Why didn’t the boy simply step out of the way?
In almost every culture I know of, men standing within close proximity to another male, staring them down and ‘standing their ground’ is confrontational in nature. Regardless of who stepped up to who, at any moment Mr. Sandmann could have stepped away.
I’ve seen young leaders ‘step up’ in situations. In my experience, they turn to their friends and say, “Guys, let’s go” and exit the scene. This did not happen here.
Sandmann says he “motioned to my classmate and tried to get him to stop engaging with the protestor.” I don’t see any video of Sandmann motioning to anyone to stop. Anyone who has that footage, please send it to me and I’ll post it here.
Sandmann says a student turned to one of the teacher chaperones and asked “for permission to begin school chants to counter the hateful things being shouted” at his group.
So there was a chaperone there. Why didn’t the chaperones intercede? Why was Mr. Sandmann left in this position?
The Washington Post reports this from two witnesses – a lawyer and a photojournalist”
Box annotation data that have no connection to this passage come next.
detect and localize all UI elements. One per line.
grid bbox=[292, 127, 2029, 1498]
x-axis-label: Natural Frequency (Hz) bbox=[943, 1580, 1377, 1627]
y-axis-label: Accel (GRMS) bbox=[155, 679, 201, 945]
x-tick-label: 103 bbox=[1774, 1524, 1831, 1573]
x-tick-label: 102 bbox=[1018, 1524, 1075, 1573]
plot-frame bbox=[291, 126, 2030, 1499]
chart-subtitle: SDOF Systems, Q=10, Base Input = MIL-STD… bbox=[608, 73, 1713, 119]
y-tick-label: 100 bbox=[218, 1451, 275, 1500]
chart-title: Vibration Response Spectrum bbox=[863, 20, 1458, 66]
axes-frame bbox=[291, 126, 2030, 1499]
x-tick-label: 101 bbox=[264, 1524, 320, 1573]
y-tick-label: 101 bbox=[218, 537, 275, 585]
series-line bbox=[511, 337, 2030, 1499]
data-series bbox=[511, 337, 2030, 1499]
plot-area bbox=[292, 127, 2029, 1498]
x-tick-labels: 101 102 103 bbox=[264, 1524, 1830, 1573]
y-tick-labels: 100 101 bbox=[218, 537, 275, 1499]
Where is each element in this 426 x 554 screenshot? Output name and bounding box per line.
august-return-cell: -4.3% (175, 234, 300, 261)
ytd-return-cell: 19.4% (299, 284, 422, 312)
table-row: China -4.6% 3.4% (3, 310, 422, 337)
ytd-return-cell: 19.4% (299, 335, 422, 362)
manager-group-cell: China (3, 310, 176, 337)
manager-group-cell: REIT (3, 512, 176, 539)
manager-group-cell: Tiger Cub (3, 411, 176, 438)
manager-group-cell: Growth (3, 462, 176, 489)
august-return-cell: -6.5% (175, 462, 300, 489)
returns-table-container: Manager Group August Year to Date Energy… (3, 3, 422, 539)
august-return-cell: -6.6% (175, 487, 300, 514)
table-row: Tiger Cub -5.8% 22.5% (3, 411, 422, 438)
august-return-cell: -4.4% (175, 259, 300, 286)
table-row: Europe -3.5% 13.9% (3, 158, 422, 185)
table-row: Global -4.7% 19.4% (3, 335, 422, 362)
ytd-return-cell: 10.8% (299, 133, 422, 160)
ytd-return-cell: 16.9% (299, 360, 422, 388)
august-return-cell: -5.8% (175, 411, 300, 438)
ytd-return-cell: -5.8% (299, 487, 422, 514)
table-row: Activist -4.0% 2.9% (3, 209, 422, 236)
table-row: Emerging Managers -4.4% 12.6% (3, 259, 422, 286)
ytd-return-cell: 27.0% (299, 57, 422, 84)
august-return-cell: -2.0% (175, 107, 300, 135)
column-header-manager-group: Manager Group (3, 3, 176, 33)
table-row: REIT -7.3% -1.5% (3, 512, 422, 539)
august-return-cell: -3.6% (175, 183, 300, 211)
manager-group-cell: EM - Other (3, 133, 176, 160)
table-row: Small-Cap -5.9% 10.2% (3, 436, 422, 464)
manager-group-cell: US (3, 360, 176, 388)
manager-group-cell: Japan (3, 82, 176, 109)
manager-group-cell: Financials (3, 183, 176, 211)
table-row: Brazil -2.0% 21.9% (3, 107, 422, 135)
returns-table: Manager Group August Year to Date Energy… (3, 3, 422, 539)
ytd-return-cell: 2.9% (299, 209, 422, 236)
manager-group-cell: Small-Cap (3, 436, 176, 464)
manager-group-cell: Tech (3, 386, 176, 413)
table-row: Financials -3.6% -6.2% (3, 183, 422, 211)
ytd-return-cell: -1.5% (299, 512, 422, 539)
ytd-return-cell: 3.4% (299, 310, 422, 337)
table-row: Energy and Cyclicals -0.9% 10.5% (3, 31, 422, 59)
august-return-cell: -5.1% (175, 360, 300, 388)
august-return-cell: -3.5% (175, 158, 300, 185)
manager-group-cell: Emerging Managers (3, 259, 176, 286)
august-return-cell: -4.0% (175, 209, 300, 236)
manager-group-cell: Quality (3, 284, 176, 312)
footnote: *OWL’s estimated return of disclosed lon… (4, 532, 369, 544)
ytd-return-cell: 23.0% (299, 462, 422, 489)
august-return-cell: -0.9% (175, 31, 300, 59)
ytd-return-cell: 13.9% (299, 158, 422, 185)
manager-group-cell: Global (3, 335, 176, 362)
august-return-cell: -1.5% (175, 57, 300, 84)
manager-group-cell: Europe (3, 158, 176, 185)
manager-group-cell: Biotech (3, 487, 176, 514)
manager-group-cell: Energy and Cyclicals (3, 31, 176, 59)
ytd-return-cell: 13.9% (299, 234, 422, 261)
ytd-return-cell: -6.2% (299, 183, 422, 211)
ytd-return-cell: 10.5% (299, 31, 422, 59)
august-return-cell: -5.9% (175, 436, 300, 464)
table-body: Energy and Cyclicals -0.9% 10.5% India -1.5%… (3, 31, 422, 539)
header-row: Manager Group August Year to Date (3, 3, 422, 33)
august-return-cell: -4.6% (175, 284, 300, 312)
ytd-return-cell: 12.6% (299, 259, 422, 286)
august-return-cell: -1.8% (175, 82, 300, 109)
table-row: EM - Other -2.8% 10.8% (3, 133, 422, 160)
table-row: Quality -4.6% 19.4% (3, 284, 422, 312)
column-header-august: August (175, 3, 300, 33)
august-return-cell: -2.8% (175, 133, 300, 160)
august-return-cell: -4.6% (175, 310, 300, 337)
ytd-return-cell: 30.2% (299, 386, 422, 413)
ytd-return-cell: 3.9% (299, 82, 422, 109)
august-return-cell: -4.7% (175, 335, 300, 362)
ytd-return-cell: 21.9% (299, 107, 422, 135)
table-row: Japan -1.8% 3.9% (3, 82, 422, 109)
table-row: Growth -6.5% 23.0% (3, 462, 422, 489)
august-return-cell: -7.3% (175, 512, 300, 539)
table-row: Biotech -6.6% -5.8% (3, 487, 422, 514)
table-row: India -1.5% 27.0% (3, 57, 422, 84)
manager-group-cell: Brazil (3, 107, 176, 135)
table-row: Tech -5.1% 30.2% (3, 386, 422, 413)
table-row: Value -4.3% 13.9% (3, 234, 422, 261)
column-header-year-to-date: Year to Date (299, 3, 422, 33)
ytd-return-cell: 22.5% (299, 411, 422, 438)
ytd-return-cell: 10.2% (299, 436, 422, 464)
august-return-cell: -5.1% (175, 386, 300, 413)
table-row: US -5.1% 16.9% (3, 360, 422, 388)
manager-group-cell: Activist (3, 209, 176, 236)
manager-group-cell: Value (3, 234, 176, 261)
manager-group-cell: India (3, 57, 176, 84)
To Jessica Travis, a Florida attorney who was at the memorial with her mother, the students looked out of control.
“The kids really went into a mob mentality, honestly,” she said, adding that she didn’t see any chaperones trying to control the situation. She said she heard one student tell the Hebrew Israelites to “drink the Trump water.”
Jon Stegenga, a photojournalist who drove to Washington on Friday from South Carolina to cover the Indigenous Peoples March, recalled hearing students say “build the wall” and “Trump 2020.” He said it was about that time that Phillips intervened.
A few things:
• The statement was released by a PR office. My husband is a publicist with experience in crisis management. I’ve been ‘behind the scenes’ of a few instances where an incident needed explaining.
• The language used in the statement is clearly drafted by adults and lawyers, not the teen.
• Reading the statement and noting the time frame between the incident, escalation of outrage, and the eventual issuance of the statement, time was taken and each word was weighed. I don’t fault that.
• You’ll note that the statement refers to Phillips repeatedly as ‘the protestor.’ Subtle, but it’s there for a reason. These are PR people who know what they’re doing.
• Some of the students were doing a “Tomahawk chop” and dancing, as the video shows. I view this as mocking. I don’t see another ‘perspective’ on that. Feel free to share in the comments how that could be viewed as “living up to the ideals of faith.”
Also, Sandmann says he has only seen respect for “all races and cultures” at Covington Catholic High School.
In truth, the school has a history of issues with race.
One incident showed several school students in blackface standing near a black player from another school.
And then there’s this gay Covington student’s account of the treatment he experienced there:
Click through that tweet for the full thread.
I will offer this ‘gut’ response based on my experience and everything I’ve read and seen about this: I feel like the statement is crafted to fit the video footage available for people to see.
And, of course, to shine the best light on Mr. Sandmann.
According to his statement, he is not responsible for anything here. At no point does he express any regret for anything.
It seems to me he might have said something like, “I’m sorry this has become a national story – that was never my intention.”
Or he could have said, “Looking at the video, I see it might have been better if I had just stepped away.”
We all make mistakes – including me, god knows.
I go back to, though, what exactly are we upset about? I’m not sure everyone is on the same page about WHAT the outrage is over.
Sandmann does say he has received threats regarding physical harm, and even death. I do not support or encourage that in any way, shape or form. Threats of violence are not any answer.
Also, I do see that the Black Hebrew Israelites behavior appears aggressive towards the teens. I don’t condone the BHI behavior in the video.